05/12/2009

Prelado javanês


Bischofia javanica Blume

Não sabemos o que se passa, mas tudo conspira para continuarmos no vermelho. Poderíamos desculpar-nos com a quadra, propícia ao uso imoderado deste matiz, mas todos sabem que o mundo nos oferece mais com que obnubilar a moleirinha, globalmente aquecida apesar da brisa dinamarquesa. Por isso, se ainda está à escuta, permita-nos que convoquemos mais uma protagonista desta obsessão tintória.

A Bischofia é uma árvore dióica do Oriente (enfim, não todo, é mais abundante em margens de rios ou florestas húmidas da Ásia tropical, Austrália e Polinésia) em cujo tronco rosado, diz-se, os tigres de Bengala afiam as garras. Tem uma copa frondosa, como um baldaquino, que pode chegar aos 20m de altura, e é semi-caduca, pintando de cor rubra (cá está) as folhas antes de elas caírem no Outono, como é aliás frequente entre as euforbiáceas. As folhas são trifoliadas, brilhantes, verde-escuras, com nervura central vincada e margens serradas. Floresce na Primavera com flores verdes, miúdas e sem pétalas, mas que desabotoam em panículas conspícuas, lembrando as do abacateiro (Persea americana Mill.). O fruto é uma baga que amadurece púrpura (eu não dizia?).
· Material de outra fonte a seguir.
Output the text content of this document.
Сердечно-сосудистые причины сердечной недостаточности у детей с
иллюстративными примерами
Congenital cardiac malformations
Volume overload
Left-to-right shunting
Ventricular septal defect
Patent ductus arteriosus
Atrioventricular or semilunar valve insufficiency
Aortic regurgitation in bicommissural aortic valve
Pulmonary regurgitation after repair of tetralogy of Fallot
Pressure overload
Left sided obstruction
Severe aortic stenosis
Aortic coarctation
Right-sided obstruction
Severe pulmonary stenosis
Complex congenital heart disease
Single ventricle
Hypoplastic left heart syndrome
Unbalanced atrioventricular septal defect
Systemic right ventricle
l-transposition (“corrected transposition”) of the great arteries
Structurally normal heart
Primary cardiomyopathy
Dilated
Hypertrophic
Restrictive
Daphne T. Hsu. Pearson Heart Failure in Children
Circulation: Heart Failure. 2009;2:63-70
É planta de crescimento muito rápido (por isso a apanhámos já grandinha), desenvolvendo um tronco robusto e firme que a tem salvo da queda, embora não lhe fique folha sobre folha, durante alguns furacões em Java. Em pleno sol, como gosta, é fonte abundante de néctar e frutos para pássaros que depois, de papo cheio, dispersam as sementes com tal eficácia que a árvore há muito entrou na lista das piores invasoras em certos habitats, tendo aí sido banida... em decreto. O exemplar das fotos está rodeado por vários outros mais jovens; poucos, para já, pois moram perto do ruído da auto-estrada, onde nenhum pássaro atinado quer ir recolher sementes.

Há mais virtudes reconhecidas a esta planta. Além da vasta sombra, a madeira é densa e resistente à água, usada por isso na construção de cais e pontes. Conhecida no mercado como cedro-de-Java (ou bishop wood, designação com raiz oral, o povo é que sabe), tem cerne vermelho-coral (ora bem) e aroma avinagrado. E, em várias ilhas do Pacífico, é fabricada a partir do alburno uma tinta vermelho-acastanhada (hum) para decorar cestos e "tecidos" tapa (feitos da casca de Broussonetia papyrifera (L.) Vent., como os nossos da cortiça), uma arte de inspiração e mão femininas.

A Bischofia javanica e a B. polycarpa (Lévl.) Airy Shaw são as únicas espécies do género. O nome Bischofia homenageia Gottlieb Wilhelm Bischoff (1797-1845), professor de botânica alemão e autor de obra importante em terminologia e sistemática.

(Depois de divisão recente na família Euphorbiaceae, mudanças ainda não inteiramente homologadas, o género Bischofia transita para outra família, a Phyllanthaceae, juntamente com outras 1700 espécies. Aguardamos, contudo, ordens frescas para efectivar a alteração.)

1 comentário :

OLima disse...

É sempre um regalo para a vista e para a mente vir aqui colher ensinamentos. Bem haja.